Nevada wants to use untried execution drugs that pose risks

For Nevada’s first execution in more than a decade, state officials are turning to a never-before-tried combination of drugs, including a powerful painkiller that is fueling much of the nation’s opioid epidemic and a paralyzing drug that could mask any signs of trouble.

If the state’s highest court approves the plan and it works without complications, the system could offer an alternative execution method to other states seeking hard-to-obtain drugs for lethal injections. But the drugs also carry serious risks, and their use in an execution could invite new shortages of medication used for surgery and pain relief.

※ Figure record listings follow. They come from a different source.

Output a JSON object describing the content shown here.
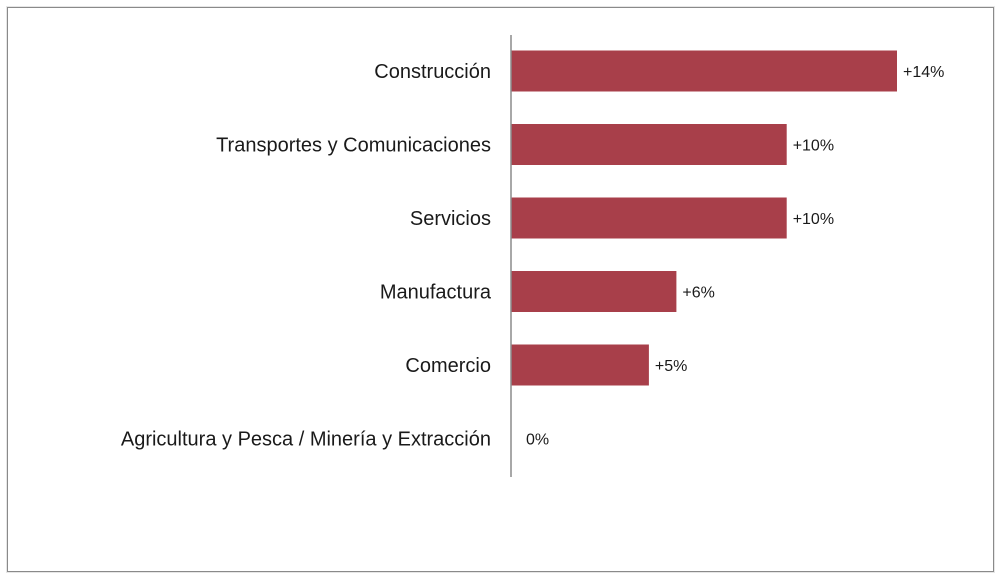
{
  "chart_data": {
    "type": "bar",
    "orientation": "horizontal",
    "categories": [
      "Construcción",
      "Transportes y Comunicaciones",
      "Servicios",
      "Manufactura",
      "Comercio",
      "Agricultura y Pesca / Minería y Extracción"
    ],
    "values": [
      14,
      10,
      10,
      6,
      5,
      0
    ],
    "data_labels": [
      "+14%",
      "+10%",
      "+10%",
      "+6%",
      "+5%",
      "0%"
    ],
    "xlim": [
      0,
      14
    ],
    "unit": "%",
    "grid": false,
    "legend": "none",
    "colors": {
      "bar": "#a83f4a",
      "axis": "#8c8c8c",
      "frame": "#8a8a8a"
    }
  }
}
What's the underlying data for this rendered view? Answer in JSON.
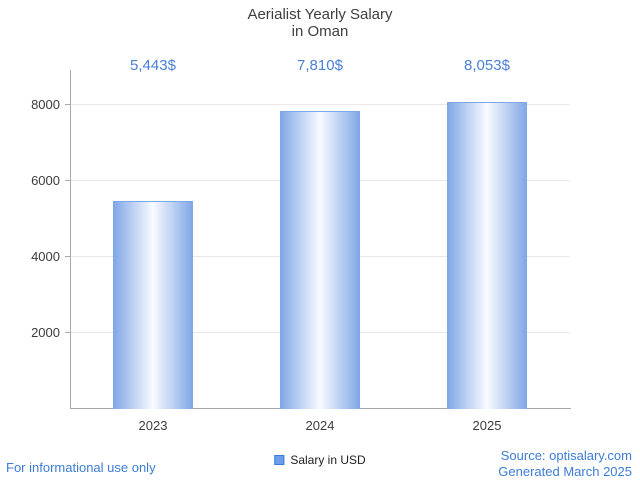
{
  "title": {
    "line1": "Aerialist Yearly Salary",
    "line2": "in Oman"
  },
  "chart_data": {
    "type": "bar",
    "title": "Aerialist Yearly Salary in Oman",
    "categories": [
      "2023",
      "2024",
      "2025"
    ],
    "values": [
      5443,
      7810,
      8053
    ],
    "value_labels": [
      "5,443$",
      "7,810$",
      "8,053$"
    ],
    "xlabel": "",
    "ylabel": "",
    "ylim": [
      0,
      8900
    ],
    "yticks": [
      2000,
      4000,
      6000,
      8000
    ],
    "grid": true,
    "legend_entries": [
      "Salary in USD"
    ],
    "legend_position": "bottom",
    "bar_edge_color": "#7fa6e6",
    "bar_center_color": "#f9fbff"
  },
  "legend": {
    "label": "Salary in USD"
  },
  "footer": {
    "left": "For informational use only",
    "source": "Source: optisalary.com",
    "generated": "Generated March 2025"
  },
  "colors": {
    "accent_text": "#4a7fd4",
    "link_text": "#3d7cd6",
    "axis": "#a8a8a8",
    "gridline": "#e9e9e9",
    "title_text": "#3f3f3f",
    "legend_marker_fill": "#6d9eeb",
    "legend_marker_border": "#3d7cd6"
  }
}
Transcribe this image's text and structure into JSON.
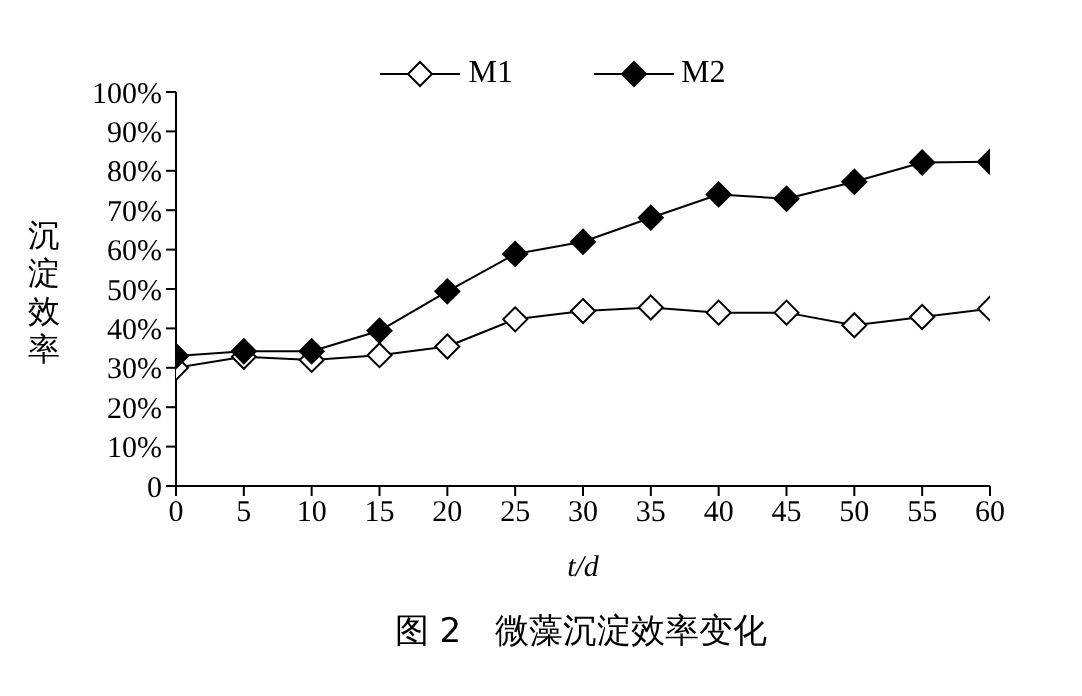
{
  "chart_data": {
    "type": "line",
    "title": "图 2　微藻沉淀效率变化",
    "xlabel": "t/d",
    "ylabel": "沉淀效率",
    "x": [
      0,
      5,
      10,
      15,
      20,
      25,
      30,
      35,
      40,
      45,
      50,
      55,
      60
    ],
    "series": [
      {
        "name": "M1",
        "color": "#000000",
        "values": [
          30,
          32.8,
          32,
          33.2,
          35.4,
          42.3,
          44.4,
          45.3,
          44,
          44,
          40.8,
          42.9,
          45
        ]
      },
      {
        "name": "M2",
        "color": "#000000",
        "values": [
          33,
          34.2,
          34.2,
          39.4,
          49.4,
          58.9,
          62,
          68.1,
          74,
          72.9,
          77.2,
          82.1,
          82.3
        ]
      }
    ],
    "xlim": [
      0,
      60
    ],
    "xticks": [
      0,
      5,
      10,
      15,
      20,
      25,
      30,
      35,
      40,
      45,
      50,
      55,
      60
    ],
    "ylim": [
      0,
      100
    ],
    "yticks": [
      {
        "value": 0,
        "label": "0"
      },
      {
        "value": 10,
        "label": "10%"
      },
      {
        "value": 20,
        "label": "20%"
      },
      {
        "value": 30,
        "label": "30%"
      },
      {
        "value": 40,
        "label": "40%"
      },
      {
        "value": 50,
        "label": "50%"
      },
      {
        "value": 60,
        "label": "60%"
      },
      {
        "value": 70,
        "label": "70%"
      },
      {
        "value": 80,
        "label": "80%"
      },
      {
        "value": 90,
        "label": "90%"
      },
      {
        "value": 100,
        "label": "100%"
      }
    ],
    "grid": false,
    "legend": "top",
    "marker": "diamond",
    "line_style": "solid"
  }
}
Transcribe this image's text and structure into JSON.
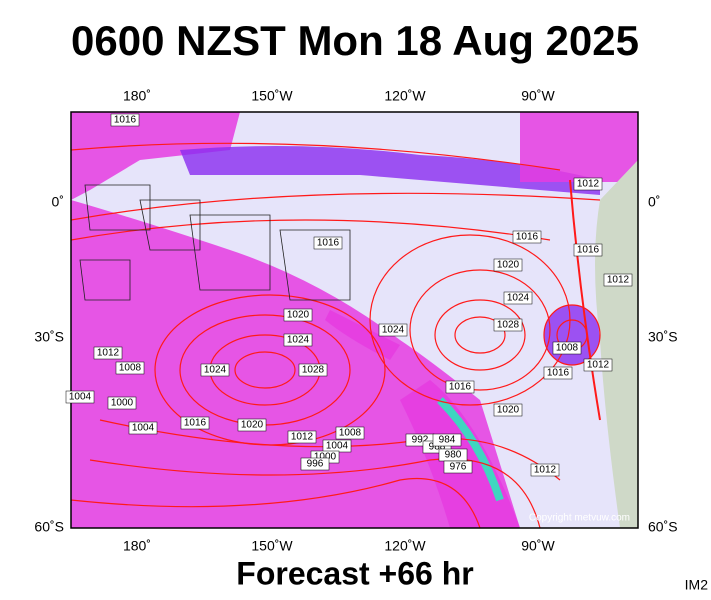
{
  "title": "0600 NZST Mon 18 Aug 2025",
  "forecast": "Forecast +66 hr",
  "image_id": "IM2",
  "copyright": "Copyright metvuw.com",
  "lon_labels": [
    "180˚",
    "150˚W",
    "120˚W",
    "90˚W"
  ],
  "lat_labels": [
    "0˚",
    "30˚S",
    "60˚S"
  ],
  "isobar_labels": [
    1016,
    1012,
    1016,
    1016,
    1020,
    1016,
    1012,
    1024,
    1020,
    1028,
    1024,
    1024,
    1028,
    1012,
    1008,
    1024,
    1008,
    1016,
    1012,
    1004,
    1000,
    1016,
    1020,
    1016,
    1004,
    1020,
    1012,
    1008,
    1004,
    1000,
    996,
    992,
    988,
    984,
    980,
    976,
    1012
  ]
}
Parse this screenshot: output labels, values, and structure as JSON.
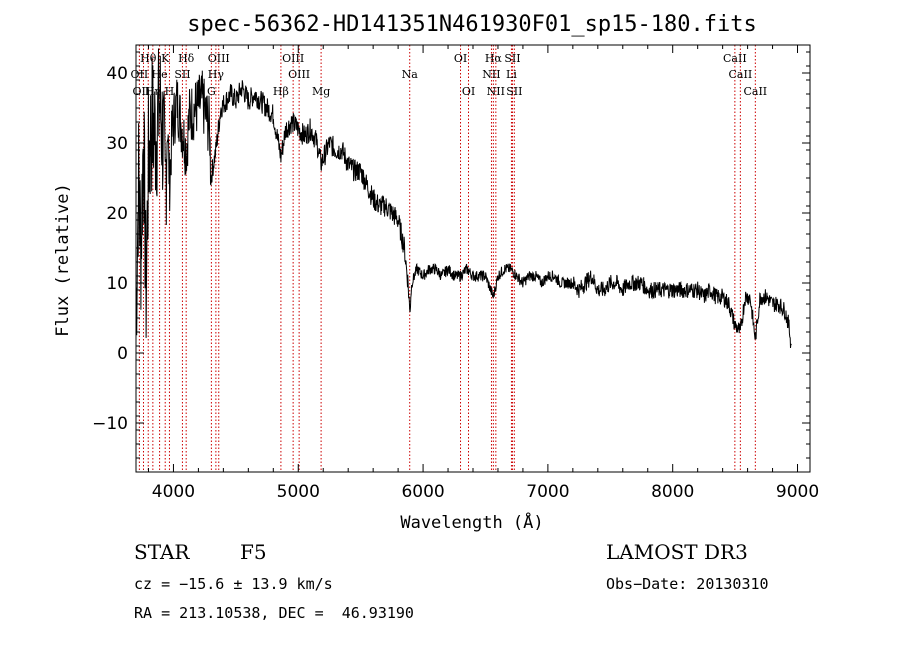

“It’s an experiment,” said Deborah Denno, a law professor and lethal injection expert at Fordham University in New York. “It sounds like a high-risk venture. Even trained people can’t claim to know what’s going to happen.”

None of the drugs — the sedative diazepam, the painkiller fentanyl and the paralytic cisatracurium — has been used in executions before.

Fentanyl has been at the center of the opioid crisis, with thousands of overdose deaths blamed on heroin laced with the synthetic opioid that often enters the U.S. from China and other countries. A fentanyl overdose killed Prince in 2016.

An execution using diazepam, commonly known as Valium, along with high doses of fentanyl, could risk complications such as vomiting, which is common in people experiencing fentanyl overdoses.

“It could be ugly,” said Jonathan Groner, a Columbus, Ohio, surgeon and lethal injection expert.

Using fentanyl for an execution could also spur drugmakers in the U.S. and abroad to pull the legal version of the drug from the market in protest, Groner said, which could cut the supply for other legitimate purposes.

A similar scenario occurred several years ago after Missouri announced a plan to become the first state to put an inmate to death using propofol, the powerful anesthetic blamed for the 2009 death of Michael Jackson. An outcry from the medical community helped scrap that approach.

Using a paralytic as a third drug could prevent body movements and disguise any suffering the condemned inmate might experience, Groner said.

The paralytic agent “pretty much ensures that if an execution is botched, we won’t know it,” he said.

The Nevada judge who delayed the execution of Scott Raymond Dozier cited concerns about “masking” pain and suffering when she balked at letting Nevada prison officials use cisatracurium.